Thursday, January 3, 2013: 1:40 PM
La Galerie 6 (New Orleans Marriott)
Damon Akins, Guilford College
Until 1924, federal Indian policy required Indians wishing to become United States citizens to first demonstrate their assimilation to American culture through, among other things, the ownership of land. The coupling of these two valences—an individual relationship with the state which secured the functional protections of citizenship, and an affective sympathy with the collective national culture through land ownership—ensured that Indians who resisted the full onslaught of assimilationist policy found federal citizenship difficult to obtain. This paper disentangles those two valences by comparing the trajectories of two southern California Indians, who both made lives for themselves on the Pala Indian reservation in San Diego County. 

In 1920, Domingo Moro (Cupeño) was the only citizen-Indian in the Pala jurisdiction. He leveraged his citizenship status into federal employment on the reservation as well as ownership of an off-reservation homestead adjacent to the hot springs at Kupa, from which the Supreme Court had ordered the Cupeño’s eviction in 1903. While not a citizen before 1924, Robert Magee (Luiseño) voted in federal election(s) and worked extensively in the non-Indian regional economy.
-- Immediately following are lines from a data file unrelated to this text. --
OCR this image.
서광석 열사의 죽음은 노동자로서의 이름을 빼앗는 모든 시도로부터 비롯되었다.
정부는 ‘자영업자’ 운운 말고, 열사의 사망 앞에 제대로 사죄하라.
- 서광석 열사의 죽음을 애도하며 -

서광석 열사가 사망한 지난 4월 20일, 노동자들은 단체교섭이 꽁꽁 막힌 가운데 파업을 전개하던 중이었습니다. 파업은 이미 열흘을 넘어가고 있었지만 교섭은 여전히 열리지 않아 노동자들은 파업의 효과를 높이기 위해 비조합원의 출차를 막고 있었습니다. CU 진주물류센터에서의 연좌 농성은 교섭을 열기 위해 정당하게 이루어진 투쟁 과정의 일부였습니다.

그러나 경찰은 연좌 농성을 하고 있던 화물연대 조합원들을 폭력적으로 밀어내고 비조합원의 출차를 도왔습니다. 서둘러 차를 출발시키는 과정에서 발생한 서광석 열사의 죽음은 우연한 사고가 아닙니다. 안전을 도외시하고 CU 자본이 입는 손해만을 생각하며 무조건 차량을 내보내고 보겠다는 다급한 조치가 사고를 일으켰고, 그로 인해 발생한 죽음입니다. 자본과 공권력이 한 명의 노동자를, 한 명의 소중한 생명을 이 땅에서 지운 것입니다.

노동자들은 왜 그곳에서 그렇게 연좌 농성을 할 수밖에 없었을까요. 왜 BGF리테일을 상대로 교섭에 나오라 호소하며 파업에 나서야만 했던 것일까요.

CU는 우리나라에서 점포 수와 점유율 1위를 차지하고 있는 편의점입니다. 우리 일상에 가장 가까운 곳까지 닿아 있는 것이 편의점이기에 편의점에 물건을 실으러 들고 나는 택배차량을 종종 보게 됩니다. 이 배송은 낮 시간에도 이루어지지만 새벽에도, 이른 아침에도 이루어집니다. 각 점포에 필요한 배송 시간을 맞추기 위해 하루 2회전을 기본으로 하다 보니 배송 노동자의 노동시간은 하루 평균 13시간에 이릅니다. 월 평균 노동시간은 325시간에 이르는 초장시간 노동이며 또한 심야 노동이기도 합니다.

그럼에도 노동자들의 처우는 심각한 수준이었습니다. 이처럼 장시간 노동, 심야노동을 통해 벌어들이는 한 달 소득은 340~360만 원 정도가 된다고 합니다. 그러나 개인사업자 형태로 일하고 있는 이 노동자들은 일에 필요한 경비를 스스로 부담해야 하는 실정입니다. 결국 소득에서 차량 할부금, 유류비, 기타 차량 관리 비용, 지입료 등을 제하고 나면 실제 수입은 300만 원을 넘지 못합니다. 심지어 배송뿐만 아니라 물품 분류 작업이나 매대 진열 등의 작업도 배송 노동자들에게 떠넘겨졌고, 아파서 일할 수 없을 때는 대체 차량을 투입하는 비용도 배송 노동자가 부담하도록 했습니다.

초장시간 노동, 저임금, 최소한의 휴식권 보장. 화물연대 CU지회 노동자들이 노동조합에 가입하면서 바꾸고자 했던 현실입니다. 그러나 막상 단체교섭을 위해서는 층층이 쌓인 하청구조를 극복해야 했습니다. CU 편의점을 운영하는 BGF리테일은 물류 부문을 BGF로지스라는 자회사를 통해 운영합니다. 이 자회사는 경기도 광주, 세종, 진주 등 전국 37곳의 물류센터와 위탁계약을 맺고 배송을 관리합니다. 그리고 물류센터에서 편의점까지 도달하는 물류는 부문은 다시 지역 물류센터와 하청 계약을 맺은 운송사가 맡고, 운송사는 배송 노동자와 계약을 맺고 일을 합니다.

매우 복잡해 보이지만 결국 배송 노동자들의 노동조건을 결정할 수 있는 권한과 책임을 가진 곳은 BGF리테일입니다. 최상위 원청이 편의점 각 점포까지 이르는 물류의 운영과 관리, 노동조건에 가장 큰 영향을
He leveraged his relationships with Indian peoples across the region into an allotment at Pala, where he became politically active as vice president of the newly-formed Mission Indian Federation. 

Despite their deep disagreements over the proper distribution of political power at Pala, both men resisted the pull of assimilation to non-Indian culture. While the Mission Indian Federation used land and labor to assert “human rights and home rule,” Domingo Moro, and others who opposed the work of the federation, asserted a distinct, individual, functional relationship with the federal government as Indians. Both paths undermined the homogeneity of federal Indian citizenship policy.